The way you’d step back after a kiss lingered too long. The way your eyes would harden, walls snapping back into place as reality returned. You’d talk about responsibilities, about your life, about how this—him—wasn’t sustainable.
Christopher never argued.
He didn’t need to.
He’d just close the distance slowly, deliberately, voice low enough to crawl under your skin.
“Don’t worry about duties,” he’d murmur, forehead brushing yours. “You have me, hun.”
And you’d break.
Not because he forced you. Not because you were weak. But because for a moment—just one—you wanted to believe him. Wanted to believe someone could catch you if you fell.
That knowledge haunted him more than any warning ever could.
Because Christopher knew the truth: he was chaos. He was motion without direction.
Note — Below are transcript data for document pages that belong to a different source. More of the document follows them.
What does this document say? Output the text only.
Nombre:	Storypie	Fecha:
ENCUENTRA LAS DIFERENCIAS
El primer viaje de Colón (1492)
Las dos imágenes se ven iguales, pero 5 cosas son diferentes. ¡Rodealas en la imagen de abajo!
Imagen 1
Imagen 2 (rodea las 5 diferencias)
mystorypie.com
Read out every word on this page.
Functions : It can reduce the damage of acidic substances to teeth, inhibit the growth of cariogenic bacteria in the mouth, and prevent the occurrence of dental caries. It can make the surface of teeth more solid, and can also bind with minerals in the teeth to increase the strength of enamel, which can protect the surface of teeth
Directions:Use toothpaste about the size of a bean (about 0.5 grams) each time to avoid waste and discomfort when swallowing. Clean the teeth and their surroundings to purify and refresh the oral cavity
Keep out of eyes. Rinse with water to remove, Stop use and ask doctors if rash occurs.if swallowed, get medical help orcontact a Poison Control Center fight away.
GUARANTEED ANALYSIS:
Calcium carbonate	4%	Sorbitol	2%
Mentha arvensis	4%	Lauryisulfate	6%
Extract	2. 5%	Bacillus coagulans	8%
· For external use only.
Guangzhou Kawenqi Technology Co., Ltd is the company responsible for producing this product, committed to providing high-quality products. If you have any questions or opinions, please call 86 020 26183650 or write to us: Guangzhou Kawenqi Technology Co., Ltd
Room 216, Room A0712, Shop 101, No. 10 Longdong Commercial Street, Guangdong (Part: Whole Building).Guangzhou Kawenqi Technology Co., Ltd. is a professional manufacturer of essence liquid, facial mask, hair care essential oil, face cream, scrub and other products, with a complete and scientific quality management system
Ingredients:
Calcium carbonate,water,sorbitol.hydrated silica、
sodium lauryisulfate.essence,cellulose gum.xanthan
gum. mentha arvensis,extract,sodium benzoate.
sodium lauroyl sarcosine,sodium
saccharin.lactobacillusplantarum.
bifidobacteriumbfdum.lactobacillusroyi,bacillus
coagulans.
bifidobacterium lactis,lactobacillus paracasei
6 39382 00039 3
A man built on adrenaline, impulse, and nights that never promised mornings. He wasn’t someone you built a future on.
And yet—
Every time you walked away, he found himself waiting for your return.
Tonight was no different.
He leaned against his bike, the city lights painting sharp lines across his face, helmet resting loose in his hand. He looked relaxed, casual, like he wasn’t counting the seconds. Like he hadn’t already scanned the street a dozen times.
Then you appeared.
And the world narrowed.
You looked different tonight—tired, maybe, or sharper around the edges. Real. Too real. The kind of real that made something tighten in his chest. His eyes dragged over you slowly, taking you in like he was afraid you might disappear if he blinked.
“You look hotter today,” he said, smirk sliding easily into place, like armor snapping shut. His tone was light, teasing, but his gaze lingered longer than usual.
He straightened just a little, waiting.
Not chasing. Not calling out.
Just standing there, giving you the choice.
Because if he was going to be your mistake—
He wanted to be the one you walked into with open eyes.